What Good Friday tells me about myself

It’s Good Friday. Here’s what today tells me about myself, from Psalm 38.

My sin is troubling – v3 – “There is no soundness in my flesh because of your indignation; there is no health in my bones because of my sin.”

The Bible continually asserts the fact that the most dreadful thing about me is that I am a sinner. I cannot help myself but to sin.

My wounds are stinking – v5  – “My wounds stink and fester because of my foolishness”

Because of sin and the depths of my sinful nature, the wounds that have been left are rotten to the core.

good_fridayMy heart is yearning – v 10 – “My heart throbs; ”

I have completely lost, alone and without hope in this world.

My strength is failing – v10 – “my strength fails me”

I try to be good. I try to make a difference. I set my goals and write my lists. At it works … for a while. I’m tired of trying.

I can align myself and compare myself to others, and pretend that I’m not that bad, but since when did that help me?
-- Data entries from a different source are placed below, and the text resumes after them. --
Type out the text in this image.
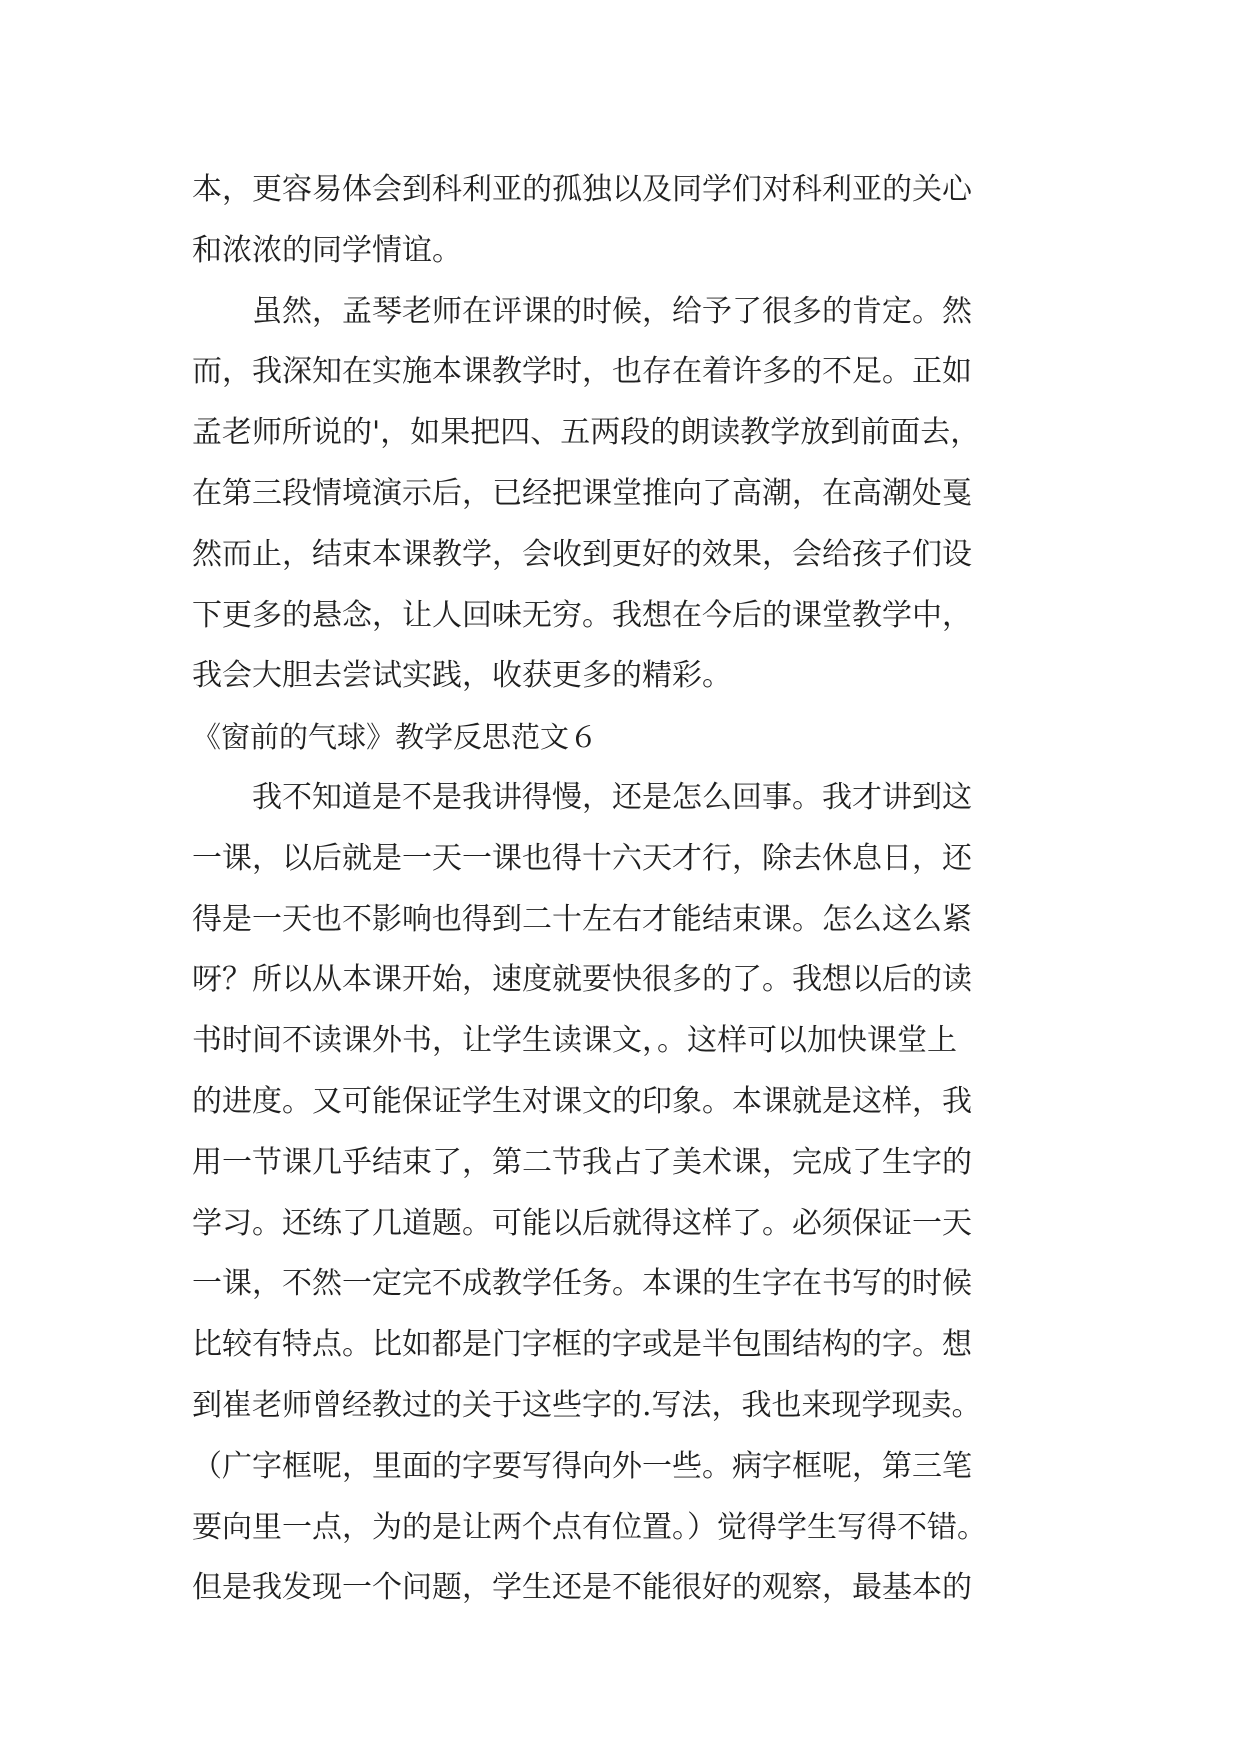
本，更容易体会到科利亚的孤独以及同学们对科利亚的关心
和浓浓的同学情谊。
　　虽然，孟琴老师在评课的时候，给予了很多的肯定。然
而，我深知在实施本课教学时，也存在着许多的不足。正如
孟老师所说的'，如果把四、五两段的朗读教学放到前面去，
在第三段情境演示后，已经把课堂推向了高潮，在高潮处戛
然而止，结束本课教学，会收到更好的效果，会给孩子们设
下更多的悬念，让人回味无穷。我想在今后的课堂教学中，
我会大胆去尝试实践，收获更多的精彩。
《窗前的气球》教学反思范文６
　　我不知道是不是我讲得慢，还是怎么回事。我才讲到这
一课，以后就是一天一课也得十六天才行，除去休息日，还
得是一天也不影响也得到二十左右才能结束课。怎么这么紧
呀？所以从本课开始，速度就要快很多的了。我想以后的读
书时间不读课外书，让学生读课文，。这样可以加快课堂上
的进度。又可能保证学生对课文的印象。本课就是这样，我
用一节课几乎结束了，第二节我占了美术课，完成了生字的
学习。还练了几道题。可能以后就得这样了。必须保证一天
一课，不然一定完不成教学任务。本课的生字在书写的时候
比较有特点。比如都是门字框的字或是半包围结构的字。想
到崔老师曾经教过的关于这些字的.写法，我也来现学现卖。
（广字框呢，里面的字要写得向外一些。病字框呢，第三笔
要向里一点，为的是让两个点有位置。）觉得学生写得不错。
但是我发现一个问题，学生还是不能很好的观察，最基本的
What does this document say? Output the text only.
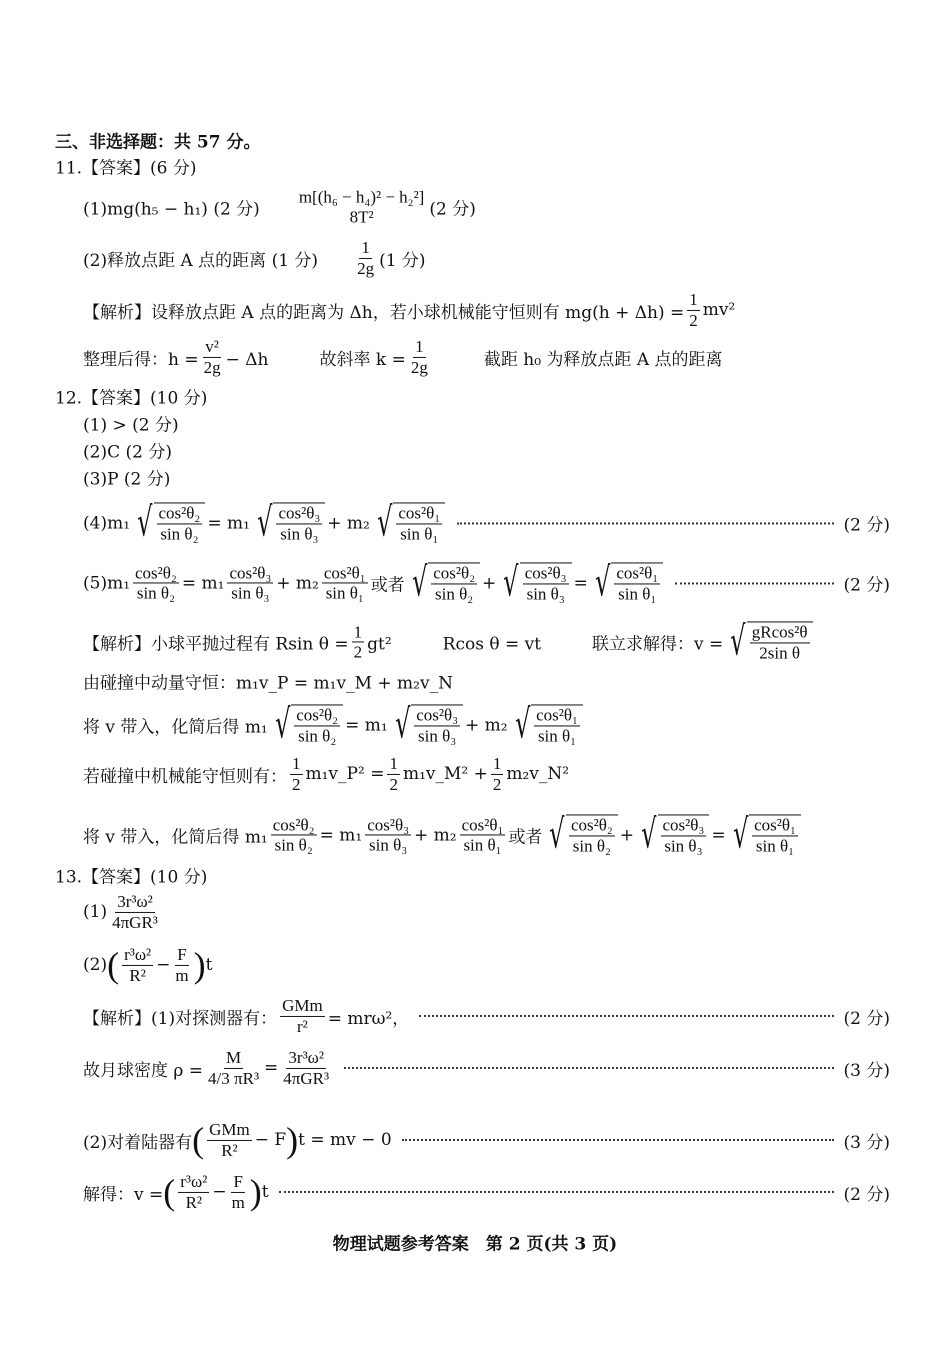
三、非选择题：共 57 分。
11.【答案】(6 分)
(1)mg(h₅ − h₁) (2 分)　　
m[(h₆ − h₄)² − h₂²]
8T²	(2 分)
(2)释放点距 A 点的距离 (1 分)　　 $\frac{1}{2g} (1$ 分)
【解析】设释放点距 A 点的距离为 Δh，若小球机械能守恒则有 $mg(h + \Delta h) = \frac{1}{2} mv^2$
整理后得：$h = \frac{\text{v²}}{2g} - \Delta h$　　　故斜率 $k = \frac{1}{2g}$ 　　　截距 h₀ 为释放点距 A 点的距离
12.【答案】(10 分)
(1) > (2 分)
(2)C (2 分)
(3)P (2 分)
(4)m₁ √ $\frac{\text{cos²θ₂}}{\text{sin θ₂}} = m_1$ √ $\frac{\text{cos²θ₃}}{\text{sin θ₃}} + m_2$ √ $\frac{\text{cos²θ₁}}{\text{sin θ₁}}$	(2 分)
$(5)m_1 \frac{\text{cos²θ₂}}{\text{sin θ₂}} = m_1 \frac{\text{cos²θ₃}}{\text{sin θ₃}} + m_2 \frac{\text{cos²θ₁}}{\text{sin θ₁}}$ 或者 √ $\frac{\text{cos²θ₂}}{\text{sin θ₂}}$ + √ $\frac{\text{cos²θ₃}}{\text{sin θ₃}}$ = √ $\frac{\text{cos²θ₁}}{\text{sin θ₁}}$	(2 分)
【解析】小球平抛过程有 Rsin $\theta = \frac{1}{2} gt^2$　　　Rcos θ = vt　　　联立求解得：v = √ $\frac{\text{gRcos²θ}}{\text{2sin θ}}$
由碰撞中动量守恒：m₁v_P = m₁v_M + m₂v_N
将 v 带入，化简后得 m₁ √ $\frac{\text{cos²θ₂}}{\text{sin θ₂}} = m_1$ √ $\frac{\text{cos²θ₃}}{\text{sin θ₃}} + m_2$ √ $\frac{\text{cos²θ₁}}{\text{sin θ₁}}$
若碰撞中机械能守恒则有： $\frac{1}{2}$ m₁v_P² = $\frac{1}{2}$ m₁v_M² + $\frac{1}{2}$ m₂v_N²
将 v 带入，化简后得 $m_1 \frac{\text{cos²θ₂}}{\text{sin θ₂}} = m_1 \frac{\text{cos²θ₃}}{\text{sin θ₃}} + m_2 \frac{\text{cos²θ₁}}{\text{sin θ₁}}$ 或者 √ $\frac{\text{cos²θ₂}}{\text{sin θ₂}}$ + √ $\frac{\text{cos²θ₃}}{\text{sin θ₃}}$ = √ $\frac{\text{cos²θ₁}}{\text{sin θ₁}}$
13.【答案】(10 分)
$(1) \frac{\text{3r³ω²}}{\text{4πGR³}}$
(2) ( $\frac{\text{r³ω²}}{\text{R²}} - \frac{F}{m}$ ) t
【解析】(1)对探测器有： $\frac{\text{GMm}}{\text{r²}} = mr\omega^2$，	(2 分)
故月球密度 $\rho = \frac{M}{\text{4/3 πR³}} = \frac{\text{3r³ω²}}{\text{4πGR³}}$	(3 分)
(2)对着陆器有 ( $\frac{\text{GMm}}{\text{R²}} - F$ ) t = mv − 0	(3 分)
解得：v = ( $\frac{\text{r³ω²}}{\text{R²}} - \frac{F}{m}$ ) t	(2 分)
物理试题参考答案　第 2 页(共 3 页)
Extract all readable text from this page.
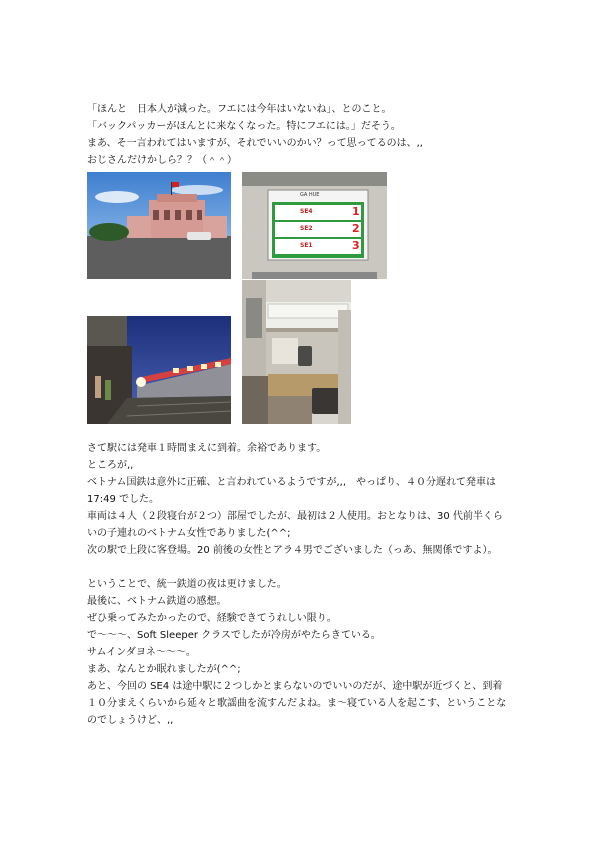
「ほんと　日本人が減った。フエには今年はいないね」、とのこと。
「バックパッカーがほんとに来なくなった。特にフエには。」だそう。
まあ、そ一言われてはいますが、それでいいのかい？って思ってるのは、,,
おじさんだけかしら？？（＾＾）
GA HUE
SE4	1
SE2	2
SE1	3
さて駅には発車１時間まえに到着。余裕であります。
ところが,,
ベトナム国鉄は意外に正確、と言われているようですが,,,　やっぱり、４０分遅れて発車は 17:49 でした。
車両は４人（２段寝台が２つ）部屋でしたが、最初は２人使用。おとなりは、30 代前半くらいの子連れのベトナム女性でありました(^^;
次の駅で上段に客登場。20 前後の女性とアラ４男でございました（っあ、無関係ですよ）。
ということで、統一鉄道の夜は更けました。
最後に、ベトナム鉄道の感想。
ぜひ乗ってみたかったので、経験できてうれしい限り。
で〜〜〜、Soft Sleeper クラスでしたが冷房がやたらきている。
サムインダヨネ〜〜〜。
まあ、なんとか眠れましたが(^^;
あと、今回の SE4 は途中駅に２つしかとまらないのでいいのだが、途中駅が近づくと、到着１０分まえくらいから延々と歌謡曲を流すんだよね。ま〜寝ている人を起こす、ということなのでしょうけど、,,
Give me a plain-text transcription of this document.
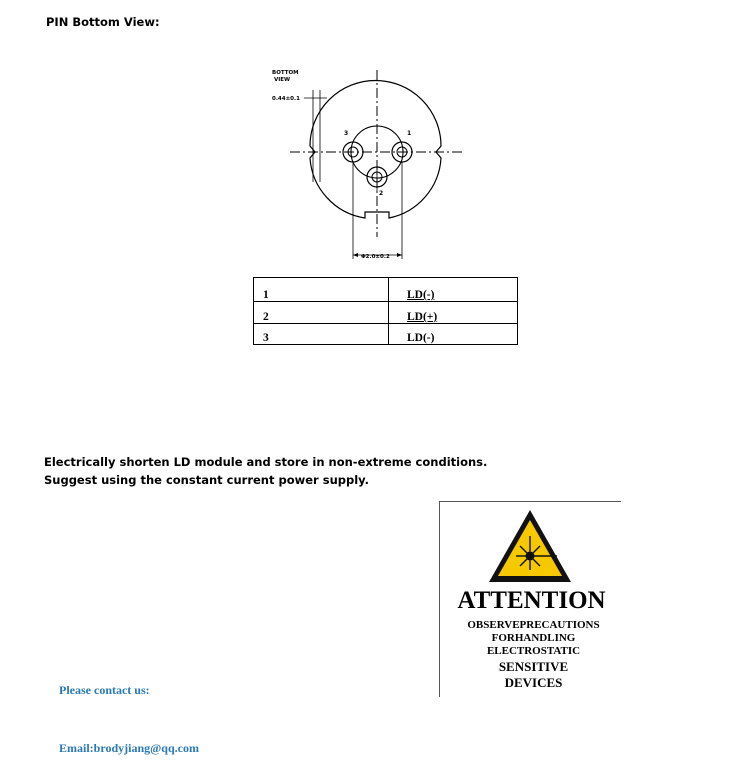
PIN Bottom View:
BOTTOM
VIEW
0.44±0.1
1
3
2
Φ2.0±0.2
1	LD(-)
2	LD(+)
3	LD(-)
Electrically shorten LD module and store in non-extreme conditions.
Suggest using the constant current power supply.
ATTENTION
OBSERVEPRECAUTIONS
FORHANDLING
ELECTROSTATIC
SENSITIVE
DEVICES
Please contact us:
Email:brodyjiang@qq.com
My friends are forsaking – v11 – “My friends and companions stand aloof from my plague, and my nearest kin stand far off.”

My sorrow is continuing – v17 – “For I am ready to fall, and my pain is ever before me.”

I am constantly reminded that I’m not good enough, strong enough, or wise enough.

My Lord Saves – v22 – “Make haste to help me, O Lord, my salvation!”

By His grace I’m saved. Not because I’m worthy, but He is worthy. Not because I’ve worked to earn His affection but He has won mine.